Myths and Insight on Holding Back Kindergartener
It has been a year since we made the much debated decision to hold back or “redshirt” our 5 year old. I had so many concerns regarding his age and him feeling like he was held back and not advancing like his peers…but you know what? NONE of my concerns came true. Y’all holding Reid back for one extra year to gain maturity was the best parenting decision we have made. Take this with a grain of salt, as we haven’t entered kindergarten yet, but seeing the amount that he has grown and matured this year, I feel confident that he will succeed in kindergarten in the fall.
I posted my concerns and our debate about redshirting our oldest in this post. A brief recap…it was brought to our attention by his preK teacher that holding him back a year would help him mature and succeed in school. While we were originally taken back, we decided to follow her advice and are so grateful that we did.

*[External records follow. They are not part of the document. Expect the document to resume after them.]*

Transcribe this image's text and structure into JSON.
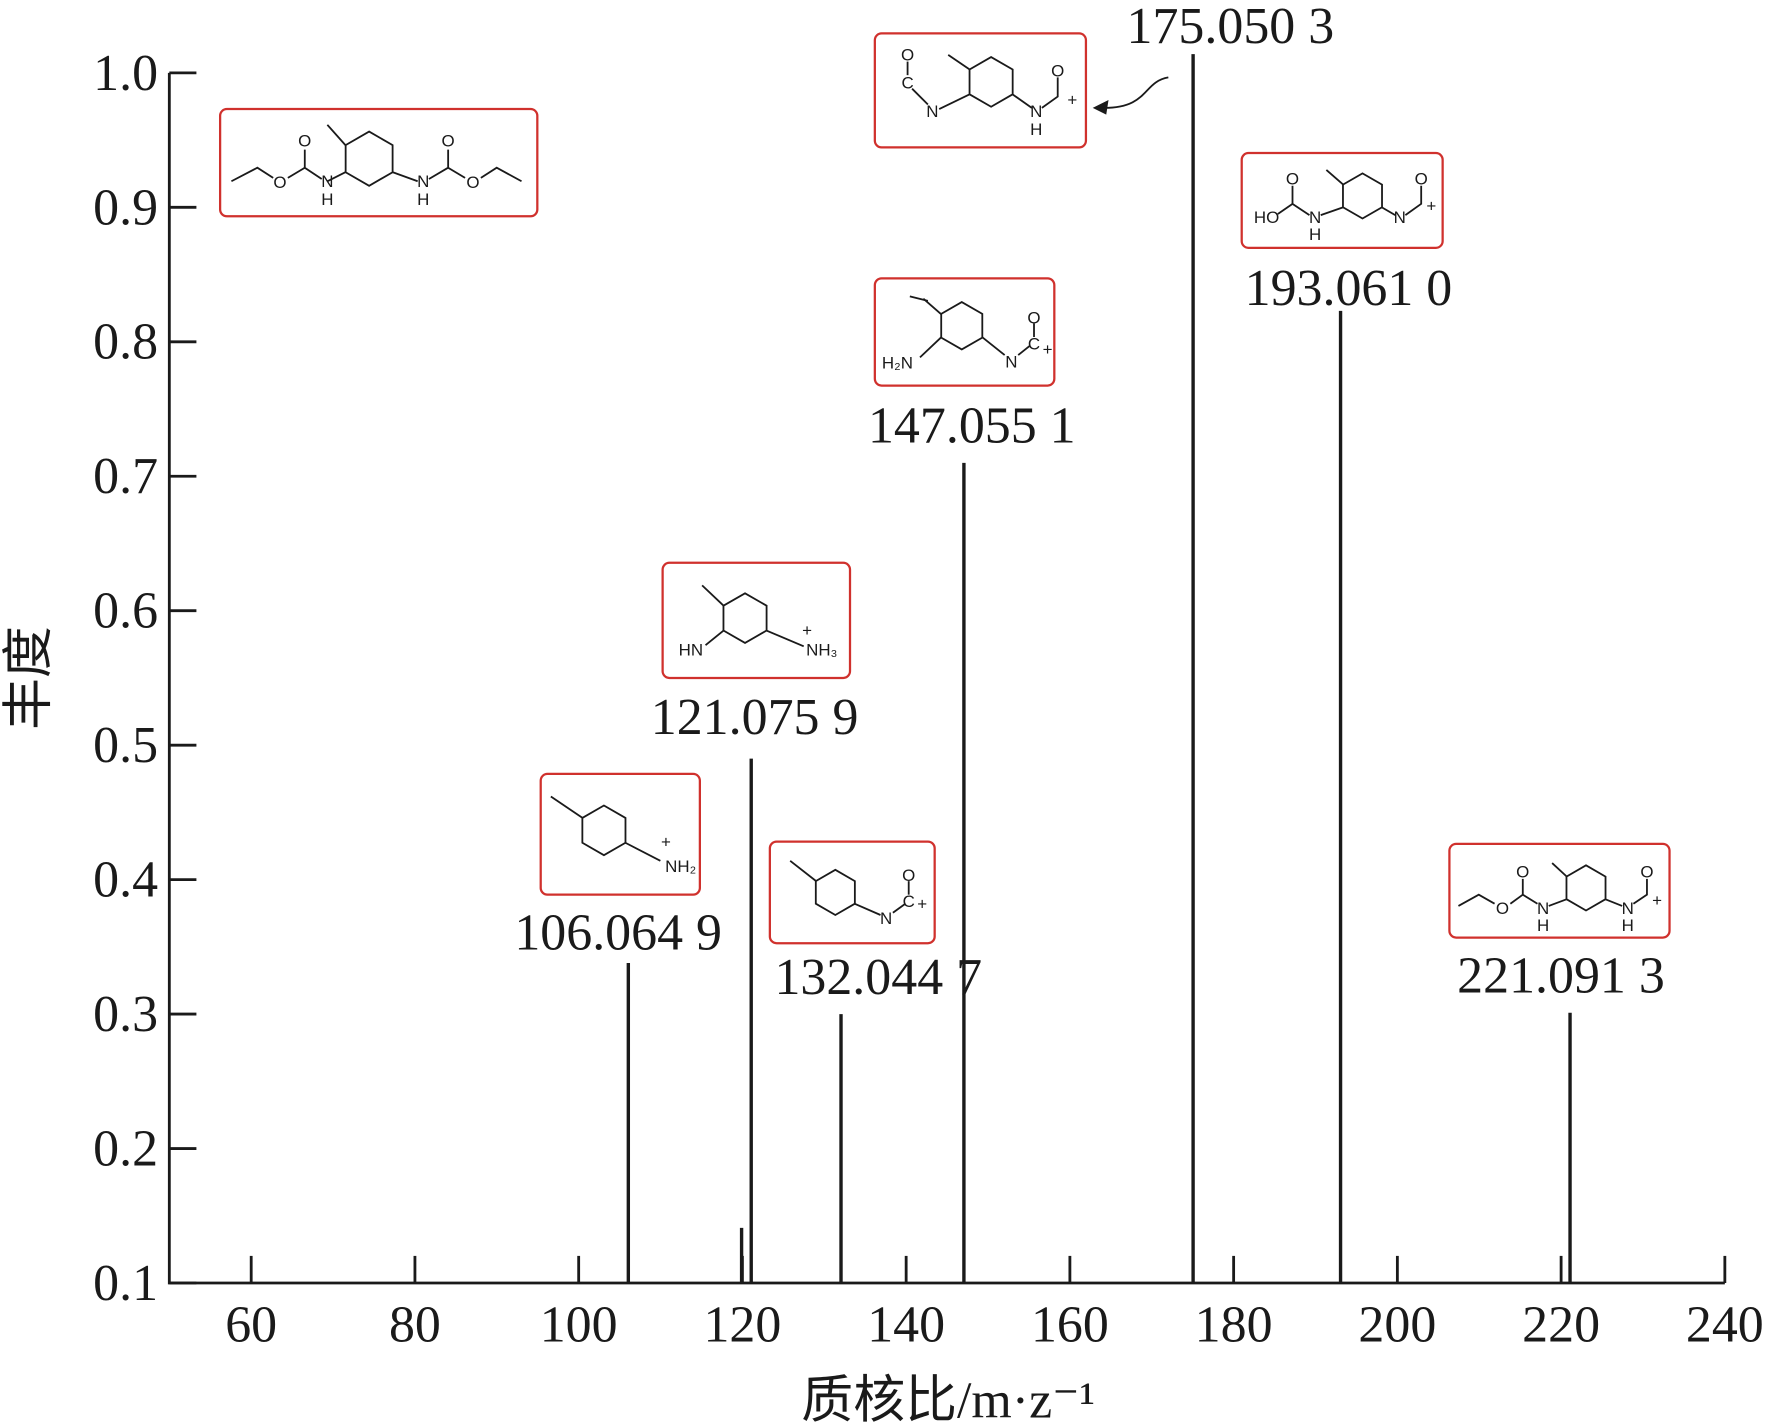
{
  "chart_data": {
    "type": "stem",
    "y_label": "丰度",
    "x_label": "质核比/m·z⁻¹",
    "x": [
      106.0649,
      119.9,
      121.0759,
      132.0447,
      147.0551,
      175.0503,
      193.061,
      221.0913
    ],
    "x_labels": [
      "106.064 9",
      null,
      "121.075 9",
      "132.044 7",
      "147.055 1",
      "175.050 3",
      "193.061 0",
      "221.091 3"
    ],
    "values": [
      0.338,
      0.141,
      0.49,
      0.3,
      0.71,
      1.014,
      0.823,
      0.301
    ],
    "color": "#1a1a1a",
    "xlim": [
      50,
      240
    ],
    "xticks": [
      60,
      80,
      100,
      120,
      140,
      160,
      180,
      200,
      220,
      240
    ],
    "ylim": [
      0.1,
      1.0
    ],
    "yticks": [
      0.1,
      0.2,
      0.3,
      0.4,
      0.5,
      0.6,
      0.7,
      0.8,
      0.9,
      {
        "value": 1,
        "label": "1.0"
      }
    ],
    "structures": [
      {
        "atoms": [
          "O",
          "O",
          "N",
          "H",
          "N",
          "H",
          "O",
          "O"
        ]
      },
      {
        "atoms": [
          "O",
          "C",
          "N",
          "N",
          "H",
          "O",
          "+"
        ]
      },
      {
        "atoms": [
          "HO",
          "O",
          "N",
          "H",
          "N",
          "O",
          "+"
        ]
      },
      {
        "atoms": [
          "H₂N",
          "N",
          "C",
          "O",
          "+"
        ]
      },
      {
        "atoms": [
          "HN",
          "+",
          "NH₃"
        ]
      },
      {
        "atoms": [
          "+",
          "NH₂"
        ]
      },
      {
        "atoms": [
          "N",
          "C",
          "O",
          "+"
        ]
      },
      {
        "atoms": [
          "O",
          "O",
          "N",
          "H",
          "N",
          "H",
          "O",
          "+"
        ]
      }
    ]
  }
}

My original concerns and what really happened (myths debunked):
My son would realize and be embarrassed by his age. Reid’s birthday is February, which means he is the oldest in his class and will probably be one of the oldest in his grade throughout school. While I was super concerned he would make the connection and be upset that he wasn’t advancing to kindergarten like his classmates–the reality was that he acknowledged the fact that his classmates were in kindergarten but wasn’t concerned by it. He knows he is the oldest in his class and is thrilled that he is 6, but it doesn’t phase him at all. Some of his best friends are also 6 and in first grade, but again, it doesn’t bother him in the least. Rather than being embarrassed by his age, he thinks its cool that he is one of the oldest 🙂 Additionally, the cut off age for private schools in Atlanta is March which means that if he went to an elite private school in the area he would be in the exact grade he is going to be in!

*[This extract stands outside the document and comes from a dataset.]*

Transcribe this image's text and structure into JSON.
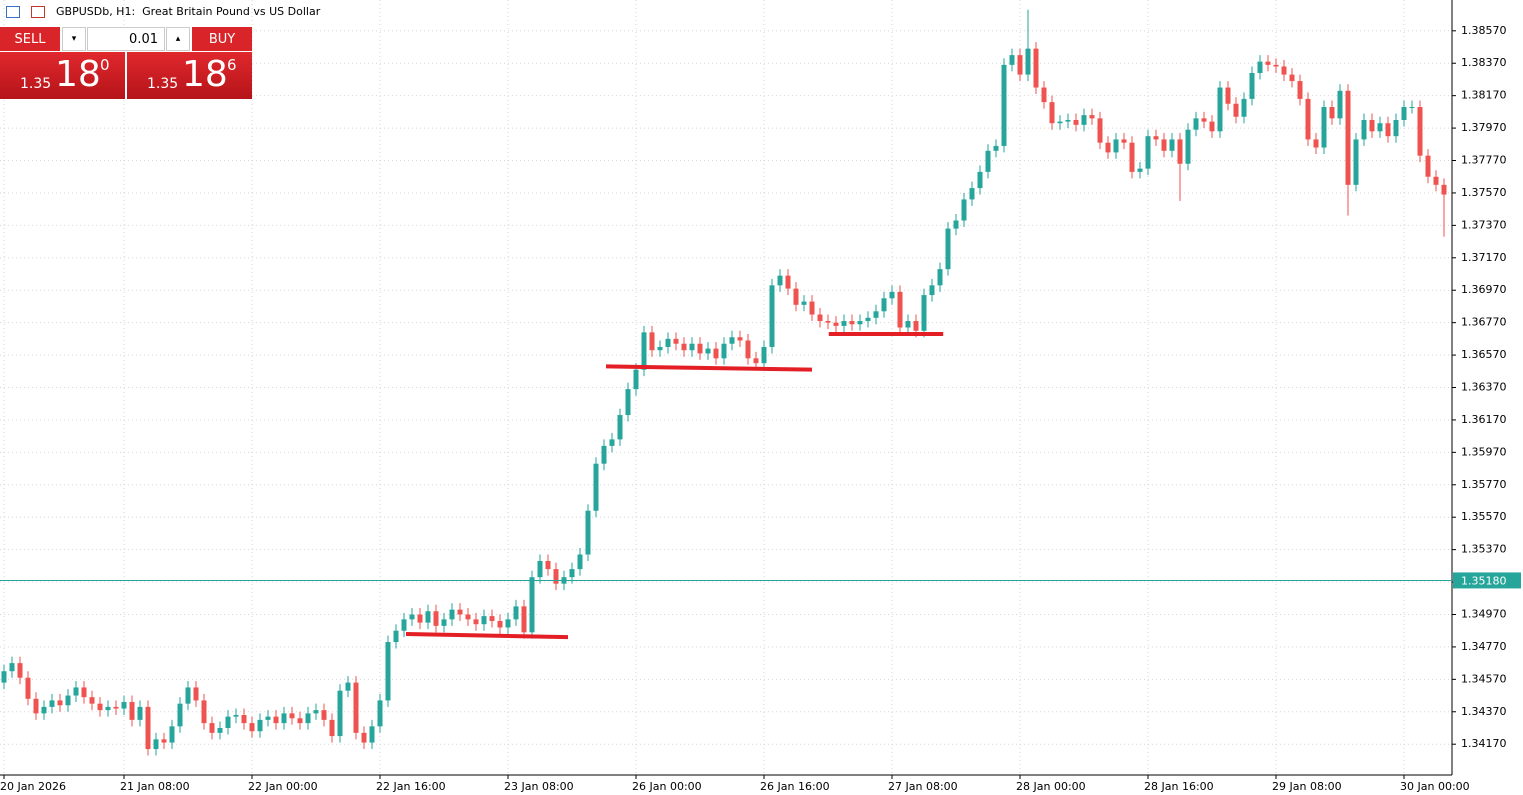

My son is too smart and will get bored. Y’all kindergarten and even preschool for that matter is not like it used to be. My boys attend a preschool that is “play based” (one of the only ones in our area) and they learn SO much. We are blessed that our school offers a Young-5s program which added to what Reid learned in the 4’s program. Reid is working on reading and knows around 100 sight words, not to mention he knows simple addition, subtraction and counting money. While Reid is super smart, he has not been bored and from what I have been told, he won’t be bored in kindergarten either!

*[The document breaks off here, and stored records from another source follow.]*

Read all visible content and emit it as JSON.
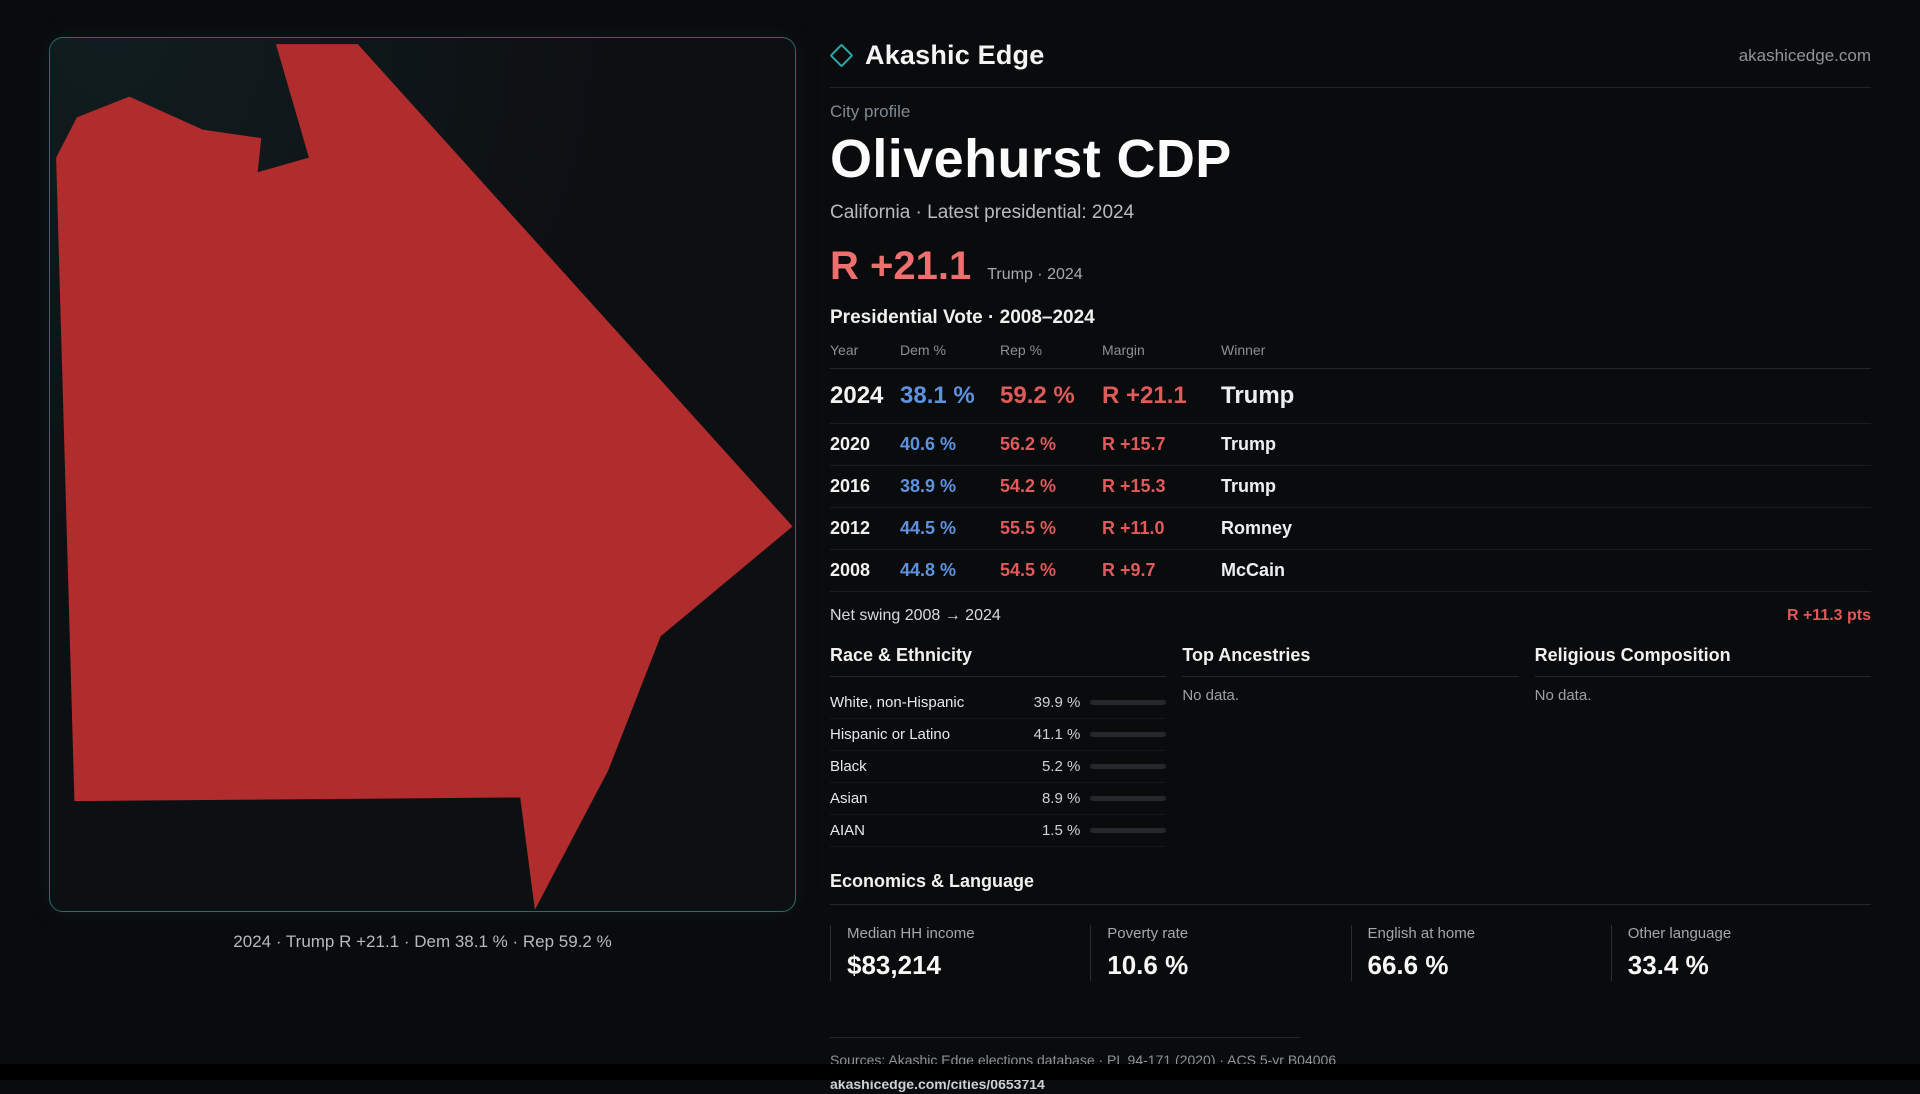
{
  "brand": {
    "name": "Akashic Edge",
    "domain": "akashicedge.com",
    "accent": "#2fa8a8"
  },
  "map": {
    "caption": "2024 · Trump R +21.1 · Dem 38.1 % · Rep 59.2 %",
    "shape_color": "#b12c2c",
    "border_color": "#2a6c6c"
  },
  "profile": {
    "eyebrow": "City profile",
    "title": "Olivehurst CDP",
    "subtitle": "California · Latest presidential: 2024",
    "headline_margin": "R +21.1",
    "headline_note": "Trump · 2024",
    "margin_color": "#ef6e6e",
    "dem_color": "#5d92e0",
    "rep_color": "#df5a5a"
  },
  "vote_table": {
    "title": "Presidential Vote · 2008–2024",
    "columns": [
      "Year",
      "Dem %",
      "Rep %",
      "Margin",
      "Winner"
    ],
    "rows": [
      {
        "year": "2024",
        "dem": "38.1 %",
        "rep": "59.2 %",
        "margin": "R +21.1",
        "winner": "Trump"
      },
      {
        "year": "2020",
        "dem": "40.6 %",
        "rep": "56.2 %",
        "margin": "R +15.7",
        "winner": "Trump"
      },
      {
        "year": "2016",
        "dem": "38.9 %",
        "rep": "54.2 %",
        "margin": "R +15.3",
        "winner": "Trump"
      },
      {
        "year": "2012",
        "dem": "44.5 %",
        "rep": "55.5 %",
        "margin": "R +11.0",
        "winner": "Romney"
      },
      {
        "year": "2008",
        "dem": "44.8 %",
        "rep": "54.5 %",
        "margin": "R +9.7",
        "winner": "McCain"
      }
    ]
  },
  "net_swing": {
    "label": "Net swing 2008 → 2024",
    "value": "R +11.3 pts"
  },
  "demographics": {
    "race": {
      "title": "Race & Ethnicity",
      "rows": [
        {
          "label": "White, non-Hispanic",
          "value": "39.9 %",
          "pct": 39.9,
          "color": "#b9bec4"
        },
        {
          "label": "Hispanic or Latino",
          "value": "41.1 %",
          "pct": 41.1,
          "color": "#d9a13a"
        },
        {
          "label": "Black",
          "value": "5.2 %",
          "pct": 5.2,
          "color": "#5b6fe8"
        },
        {
          "label": "Asian",
          "value": "8.9 %",
          "pct": 8.9,
          "color": "#2fbf9f"
        },
        {
          "label": "AIAN",
          "value": "1.5 %",
          "pct": 1.5,
          "color": "#9a9fa5"
        }
      ]
    },
    "ancestries": {
      "title": "Top Ancestries",
      "empty": "No data."
    },
    "religion": {
      "title": "Religious Composition",
      "empty": "No data."
    }
  },
  "economics": {
    "title": "Economics & Language",
    "stats": [
      {
        "label": "Median HH income",
        "value": "$83,214"
      },
      {
        "label": "Poverty rate",
        "value": "10.6 %"
      },
      {
        "label": "English at home",
        "value": "66.6 %"
      },
      {
        "label": "Other language",
        "value": "33.4 %"
      }
    ]
  },
  "footer": {
    "sources": "Sources: Akashic Edge elections database · PL 94-171 (2020) · ACS 5-yr B04006",
    "permalink": "akashicedge.com/cities/0653714"
  }
}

My son will look much older than his peers. Looking older than his peers was not my major concern as we come from “short stock” and are on the smaller side, facial changes and teeth being lost were a concern of mine. Well here is a lesson for all of us first time parents, EVERY KID IS DIFFERENT!! We have friends who lost their teeth when they just turned 5, some who lost their first tooth at 7, every child’s timing and development is different. Not to mention the time that kids hit puberty is completely different as well, but we will cross that bridge in time. Looking around at kindergarten orientation, I realized that he will fit in just fine.
My son will resent me for holding him back. I hope in the future that Reid understands that we made the best decision we could for him in the moment. I hope he knows that we researched, talked to teachers, weighed the pros and cons and prayed about the decision and ultimately decided that it was right to hold him back a year. To hold him back was to give him a gift of more time at home, more time to mature, more time to play, more time to be with his little brother, more time to develop and time that we will treasure for a lifetime because it was more time together. While he may want to go off to college when he is 18, giving him an extra year to mature and develop will hopefully serve him in the future.
What actually happened, which I didn’t see coming...
When contemplating holding Reid back we focused on how he would feel and how he would manage in young fives or kindergarten…I never thought that our decision would solicit the judgment from other people, but it did. It amazes me how many people have opinions on how best to raise other people’s children. When at playgrounds or around other moms, many people would say how it is unfair that children are held back, how it gives them an unfair advantage, how the county needs to stop allowing kids to be held back, how people hold back kids for sports or for other advantages, how I may not be able to even enroll my child based on his age, how my son is smart enough to go on, how kids will get bored and need to be pushed, and on and on. It was amazing to me how many people had opinions on the subject.
Y’all, I am a people pleaser by nature and avoid confrontation, but I learned to speak up for my son and the position that we took. When confronted with discussions about redshirting, I simply explain that every child is different and every situation is different, and that what works for one child may not be the best for another. Additionally, that as parents we are all doing our best to make the best decisions for our children. Frankly, if others want to judge the decision we made–then that is on them, I am so grateful that we made the decision to give Reid an extra year to grow and mature and will forever be thankful for that decision as it was best for him.
All of this being said, it is not one size fits all…Walker, our youngest, may be starting kindergarten the following year (as we may not hold him back even though he has a later birthday). Time will tell about what his teacher believes is best for him, how he matures and develops, and we will make the decision when the time comes. Every child is different and there is no one size fits all when it comes to raising children 🙂
I hope you find this with love and my advice to you if you are debating about this decision: do what feels best in your heart and what makes the most sense for your individual child. I am so grateful for the extra time with my son before he starts kindergarten, but am looking forward to the new phase of life too!